The crowd stood as the Villers-Bretonneux cross was carried to the altar, where it was put on display during the service.

Brought to WA in 1956, the cross was made in honour of those who fought and died in the war.

RSL State president Graham Edwards was among those who gave a reading, along with Patricia Gates, whose father was awarded the Military Medal for bravery in the field at the Battle of the Somme.

The Right Reverend Brian Kyme addressed the service with a solemn reflection on the thousands of Australian men who, during WWI, had left their loved ones behind to fight for their country and whose memory still stands in the battlefields of France today.

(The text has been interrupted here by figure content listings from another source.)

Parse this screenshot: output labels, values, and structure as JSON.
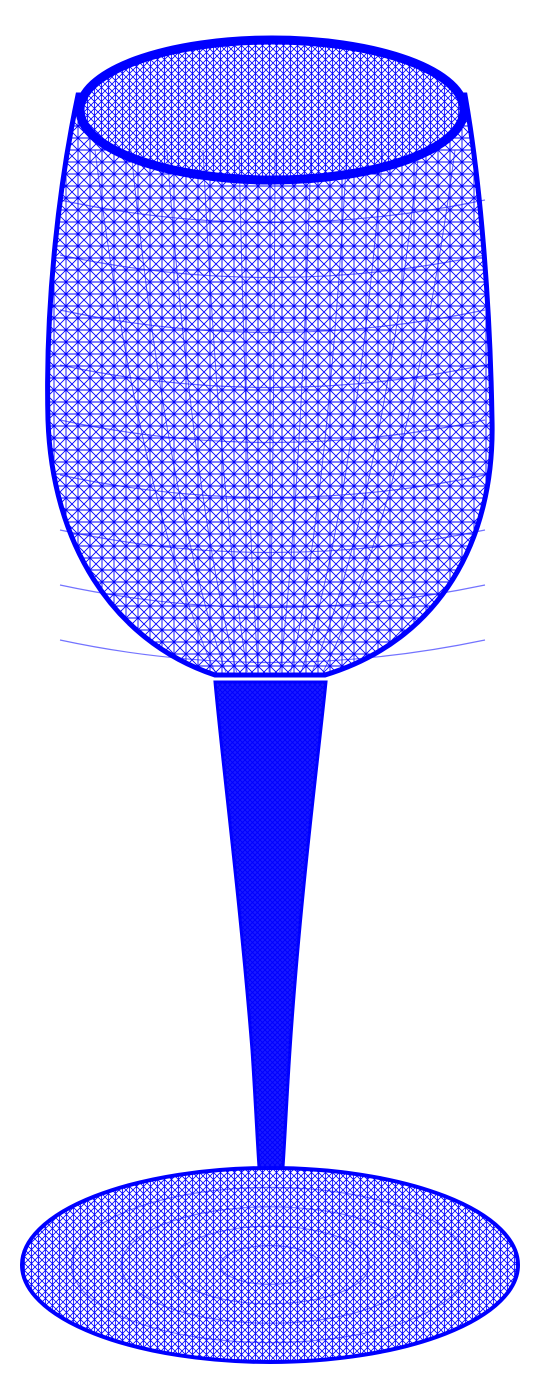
{
  "figure": {
    "subject": "wine-glass-wireframe-mesh",
    "colors": {
      "background": "#ffffff",
      "mesh": "#0000ff",
      "mesh_light": "#3333ff"
    },
    "parts": [
      "rim",
      "bowl",
      "stem",
      "base"
    ]
  }
}
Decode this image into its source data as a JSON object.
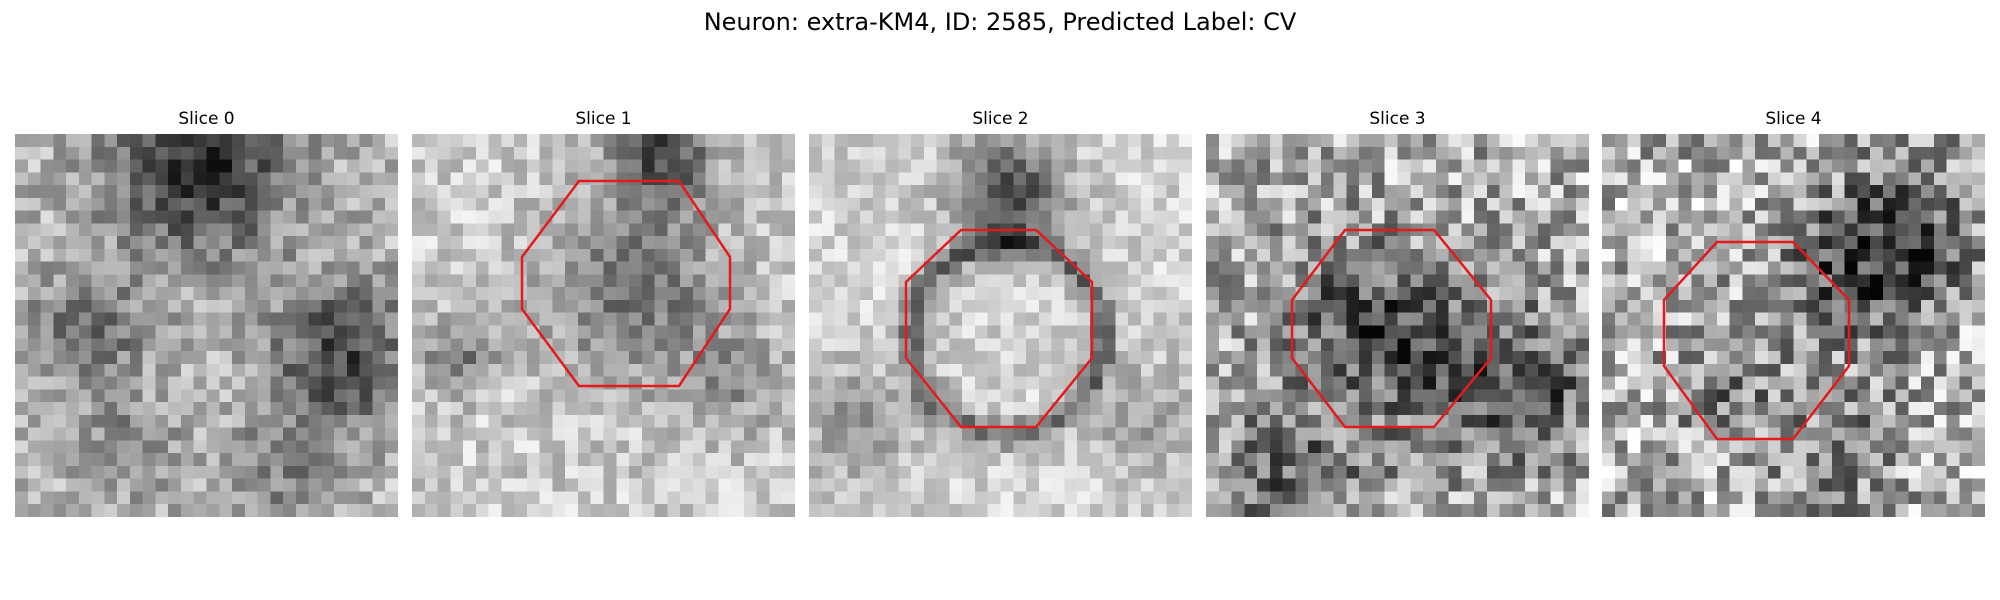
{
  "figure": {
    "title": "Neuron: extra-KM4, ID: 2585, Predicted Label: CV"
  },
  "colors": {
    "outline": "#e41a1c",
    "background": "#ffffff"
  },
  "panels": [
    {
      "title": "Slice 0",
      "seed": 11,
      "has_outline": false
    },
    {
      "title": "Slice 1",
      "seed": 23,
      "has_outline": true
    },
    {
      "title": "Slice 2",
      "seed": 37,
      "has_outline": true
    },
    {
      "title": "Slice 3",
      "seed": 51,
      "has_outline": true
    },
    {
      "title": "Slice 4",
      "seed": 67,
      "has_outline": true
    }
  ]
}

"In the playground at Villers-Bretonneux, there is a sign that says 'Never forget Australia'," the Rev. Kyme told the crowd. "And the little children of Villers-Bretonneux see it all the time."

The lights dimmed as the service drew to a close and after the Last Post echoed throughout the cathedral, the crowd stood for two minutes silence.

The half mulled sounds of the tenor bells - tolled 100 times to signal each year since the war began - signalled the end of the service, which ended in near darkness with the only source of light from the candles surrounding the Villers-Bretonneux cross.

Yesterday's service marks the first in a series of memorials at the cathedral over the coming months, with the next due to honour the ambulance men and women of WWI on August 24.

In eastern France at the weekend, descendants of two soldiers from France and Germany who were the first fatalities of WWI gathered for a ceremony marking the centenary of their deaths.

French Lance-Cpl Jules-Andre Peugeot and German Sub-Lt Albert Mayer were killed on the eve of the outbreak of the 1914-18 war.

The commemoration took place in the French border town of Joncherey, near Belfort, where the German officer led a reconnaissance mission into French territory on August 2, 1914.

As Europe prepared for war, Sub-Lt Mayer was the officer in charge of a small group of mounted soldiers who crossed the border into France and encountered Lance-Cpl Peugeot's unit.

The two exchanged fire, with Lance-Cpl Peugeot being killed instantly, while Sub-Lt Mayer died from French fire.